Research demonstrates shared rules of development can predict patterns of evolution in different species
The evolution and development of structures as diverse as limbs, fingers, teeth, somites and vertebrae may have more in common than once believed, according to a new study by UMass Dartmouth Biology faculty member Kathryn Kavanagh, PhD, and UC San Francisco (UCSF) School of Medicine Assistant Professor Nathan Young, PhD.
The study, "Shared Rules of Development Predict Patterns of Evolution in Vertebrate Segmentation," was published in the research journal Nature Communications on April 1, 2015. UMass Dartmouth's Benjamin Winslow, PhD, and Endeavor Scholar and Biology student Sowmya Takkellapati are co-authors on the study.
The study uses experimental results in avians and comparative analysis of more than 1,200 mammal, avian and reptile species to offer potential insight into a universal design principle.
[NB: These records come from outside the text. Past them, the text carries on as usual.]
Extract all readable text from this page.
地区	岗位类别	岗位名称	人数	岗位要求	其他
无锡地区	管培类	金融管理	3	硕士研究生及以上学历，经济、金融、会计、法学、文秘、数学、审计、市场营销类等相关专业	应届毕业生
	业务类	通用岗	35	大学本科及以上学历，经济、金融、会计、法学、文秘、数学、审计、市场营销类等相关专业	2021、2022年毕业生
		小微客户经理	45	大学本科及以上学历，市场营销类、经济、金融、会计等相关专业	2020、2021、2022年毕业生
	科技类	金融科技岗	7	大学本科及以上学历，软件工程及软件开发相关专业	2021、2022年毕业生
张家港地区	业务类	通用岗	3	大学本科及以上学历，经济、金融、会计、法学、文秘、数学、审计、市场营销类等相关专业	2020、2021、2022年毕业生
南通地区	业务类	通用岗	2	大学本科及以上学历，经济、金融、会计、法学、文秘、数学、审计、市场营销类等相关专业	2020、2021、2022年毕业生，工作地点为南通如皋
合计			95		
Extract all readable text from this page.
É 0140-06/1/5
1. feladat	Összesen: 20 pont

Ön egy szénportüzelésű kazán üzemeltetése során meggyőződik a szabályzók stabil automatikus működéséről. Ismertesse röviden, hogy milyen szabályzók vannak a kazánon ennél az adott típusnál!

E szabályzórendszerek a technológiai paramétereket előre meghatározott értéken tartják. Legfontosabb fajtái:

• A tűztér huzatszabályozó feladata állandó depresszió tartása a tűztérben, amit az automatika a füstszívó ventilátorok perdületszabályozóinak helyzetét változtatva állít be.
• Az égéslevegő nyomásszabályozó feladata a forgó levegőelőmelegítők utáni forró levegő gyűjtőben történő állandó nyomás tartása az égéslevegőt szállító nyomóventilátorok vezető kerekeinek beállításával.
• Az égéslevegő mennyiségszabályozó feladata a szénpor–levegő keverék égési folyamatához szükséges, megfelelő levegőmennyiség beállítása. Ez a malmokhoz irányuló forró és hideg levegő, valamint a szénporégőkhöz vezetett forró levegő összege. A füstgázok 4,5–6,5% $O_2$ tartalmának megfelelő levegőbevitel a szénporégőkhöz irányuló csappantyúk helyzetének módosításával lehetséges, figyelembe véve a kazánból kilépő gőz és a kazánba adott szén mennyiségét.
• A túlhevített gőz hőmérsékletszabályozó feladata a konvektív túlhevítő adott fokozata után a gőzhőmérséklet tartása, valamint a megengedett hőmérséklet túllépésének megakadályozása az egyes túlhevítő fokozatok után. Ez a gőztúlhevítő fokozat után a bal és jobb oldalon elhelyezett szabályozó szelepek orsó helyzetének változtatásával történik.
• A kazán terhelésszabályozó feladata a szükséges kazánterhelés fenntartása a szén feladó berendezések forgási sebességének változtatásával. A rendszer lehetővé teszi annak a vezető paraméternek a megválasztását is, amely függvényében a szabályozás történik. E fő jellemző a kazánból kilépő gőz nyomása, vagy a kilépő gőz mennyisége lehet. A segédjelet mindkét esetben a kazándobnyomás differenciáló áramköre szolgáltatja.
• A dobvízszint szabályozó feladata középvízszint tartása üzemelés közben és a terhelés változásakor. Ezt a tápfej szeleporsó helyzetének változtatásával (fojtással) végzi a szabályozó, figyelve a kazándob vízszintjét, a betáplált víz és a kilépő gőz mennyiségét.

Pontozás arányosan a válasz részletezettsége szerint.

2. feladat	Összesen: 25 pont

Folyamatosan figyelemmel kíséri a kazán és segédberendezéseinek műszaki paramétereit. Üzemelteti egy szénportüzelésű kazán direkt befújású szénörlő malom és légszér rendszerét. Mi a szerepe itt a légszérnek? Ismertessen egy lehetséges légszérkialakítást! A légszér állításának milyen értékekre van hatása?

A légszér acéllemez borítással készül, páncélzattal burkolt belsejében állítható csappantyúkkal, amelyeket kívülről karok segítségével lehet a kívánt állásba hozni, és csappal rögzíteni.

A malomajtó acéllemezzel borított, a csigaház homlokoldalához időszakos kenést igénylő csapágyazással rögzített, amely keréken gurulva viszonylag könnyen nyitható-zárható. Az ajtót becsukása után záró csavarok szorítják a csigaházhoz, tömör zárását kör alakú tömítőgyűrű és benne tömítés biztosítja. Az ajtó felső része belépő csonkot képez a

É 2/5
"In all these species, very different parts of the skeleton, such as fingers, teeth, limbs or vertebrae, evolve variations in size proportions in the same way—even with clearly different genes involved," Kavanagh said. "This essential similarity among diverse structures seems to be a result of species using a similar style of developing skeletal segments in sequence as an embryo."
The results suggest that skeletons of different animals may use common self-organizing principles independent of specific genetic underpinnings.
"The signal is so strong and so widespread," Kavanagh said. "We have uncovered a law of nature."
The collaborative study finds that developmental programs governing segmentation create particular size variations that channel evolution in highly predictable ways.
"These results are exciting because they show that structures we think of as having much different evolutionary and developmental origins may utilize a similar inherited genetic 'logic," which in turn appears to have a direct and measurable impact on how they can vary and evolve," Young said.
Numerous biology textbooks display a figure that contrasts the homology of segmented structures with dramatic evolved differences in their proportions and associated functions. Although these contrasts are known to have their roots in genetic patterning events shared from birds to mice, neither a universal rule linking the mode of development across different structures nor a mechanism for how this might impact how they evolve has been previously identified.
Most notably, the UMass Dartmouth and UCSF study highlights that middle segments in a variety of species are consistently a third of the total size, while the first and last segments are highly variable and trade off in their proportions. According to the researchers, this pattern is consistent with predictions of a simple activator-inhibitor system.
Moreover, while past research offers insight into how segments of the skeleton form in different species, UMass Dartmouth and UCSF demonstrate that the effect of these early developmental patterning events are crucial to the generation and patterning of size and proportions, which has implications for the etiology of disease processes.
This developmental design rule has a number of new and important implications. This study provides crucial experimental and comparative evidence for a shared developmental "logic" and demonstrates the utility of high-level modeling independent of molecular identity. It provides a developmental explanation for why skeletons of different species evolve the way they do that may operate independent of function. The study also shows how simple rules of animal design may be reused in a range of structures to produce diverse outcomes.
The results of the study show how outcomes from comparative and experimental data are informative of the kinds of developmental interactions that are possible, providing explicit predictions that will help inform future models of development and evolution. The research provides a potential common framework for a variety of developmental contexts to predicting both short-term responses to selection in population-level variation and long-term evolutionary patterns in a diverse set of species.